高齢者に対し、よく用いられるものとしては、童謡や合唱曲を使い、支援者や他の利用者の方と一緒に歌ったり聴いたり、演奏したりすることで、子供時代や学生時代の楽しい記憶を蘇らせ、気持ちを穏やかにする効果や、脳機能の活性化を促す効果が期待されています。また、対象は高齢者に限りませんが、言語表現が難しい方でも、今の気持ちを打楽器を打つ強さで表して頂くことで、言語以外での表現方法の獲得ができるなど、音楽療法の活用場面は様々です。

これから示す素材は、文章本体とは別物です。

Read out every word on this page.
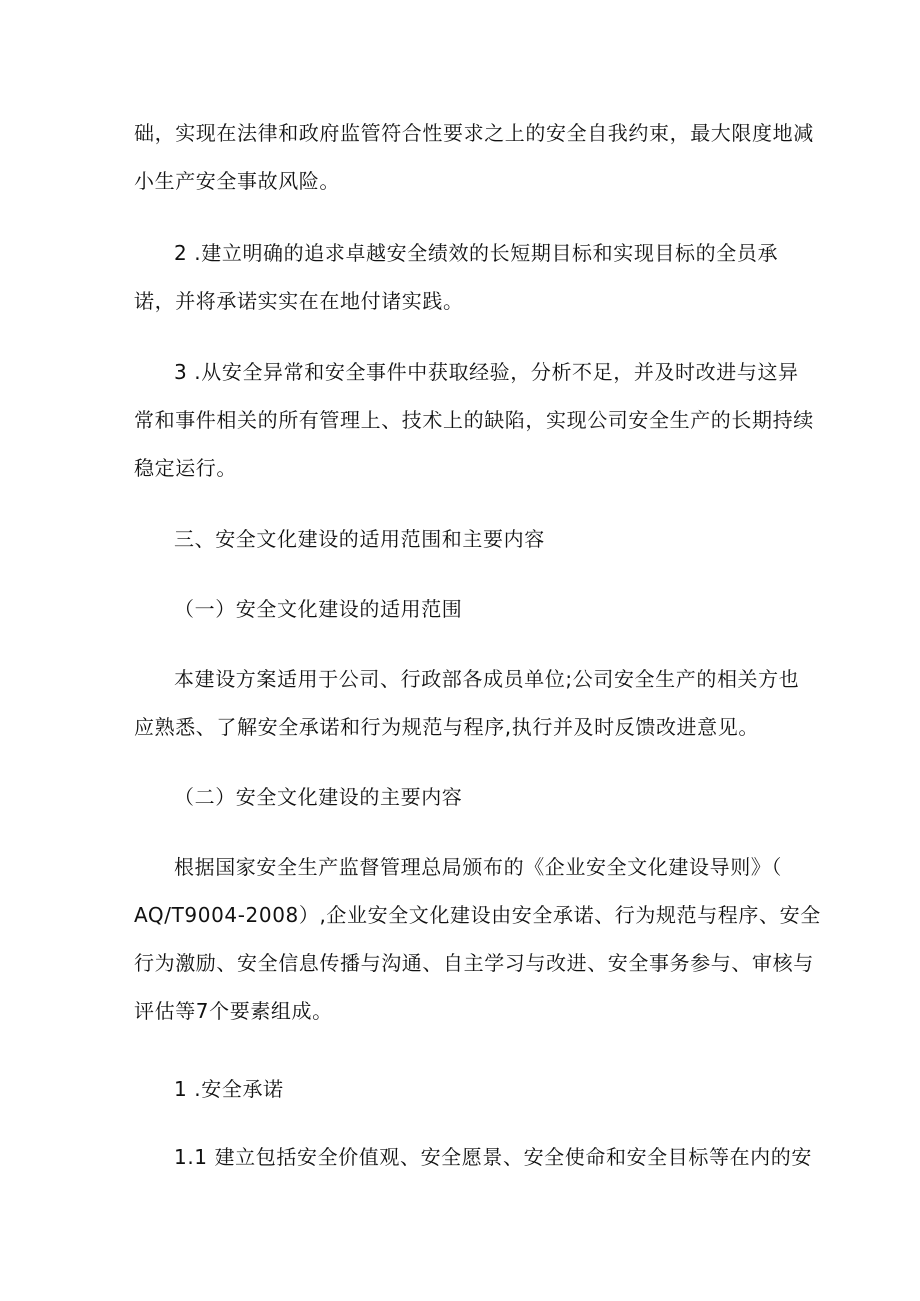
础，实现在法律和政府监管符合性要求之上的安全自我约束，最大限度地减
小生产安全事故风险。
2 .建立明确的追求卓越安全绩效的长短期目标和实现目标的全员承
诺，并将承诺实实在在地付诸实践。
3 .从安全异常和安全事件中获取经验，分析不足，并及时改进与这异
常和事件相关的所有管理上、技术上的缺陷，实现公司安全生产的长期持续
稳定运行。
三、安全文化建设的适用范围和主要内容
（一）安全文化建设的适用范围
本建设方案适用于公司、行政部各成员单位;公司安全生产的相关方也
应熟悉、了解安全承诺和行为规范与程序,执行并及时反馈改进意见。
（二）安全文化建设的主要内容
根据国家安全生产监督管理总局颁布的《企业安全文化建设导则》（
AQ/T9004-2008）,企业安全文化建设由安全承诺、行为规范与程序、安全
行为激励、安全信息传播与沟通、自主学习与改进、安全事务参与、审核与
评估等7个要素组成。
1 .安全承诺
1.1 建立包括安全价值观、安全愿景、安全使命和安全目标等在内的安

他にも、音楽を通して「順番を待つこと」「相手を褒めること」「相手から褒められること」など、コミュニケーション能力を身につけるなどの効果も見込まれており、今後も音楽療法の活用される場面は増えていきそうです。
4.まとめ
音楽療法と聞くと、かしこまったイメージが強く、音楽療法士でなければできないのかと身構えてしまいますが、音楽療法を学んでいなくても、音楽療法の実践方法等を参考にしながら、音楽レクリエーションとして現場で活用できれば、利用者さんの新たな一面の発見や、可能性がみえてくるのではないかと考えています。演奏する技術や知識を持っていなくとも、音楽が好きな人が集まれば、音楽レクリエーションを行うことは不可能ではないと思いますので、今後の支援に活かす方法を模索しながら、音楽の力によって救われる人が増えていくことを願います。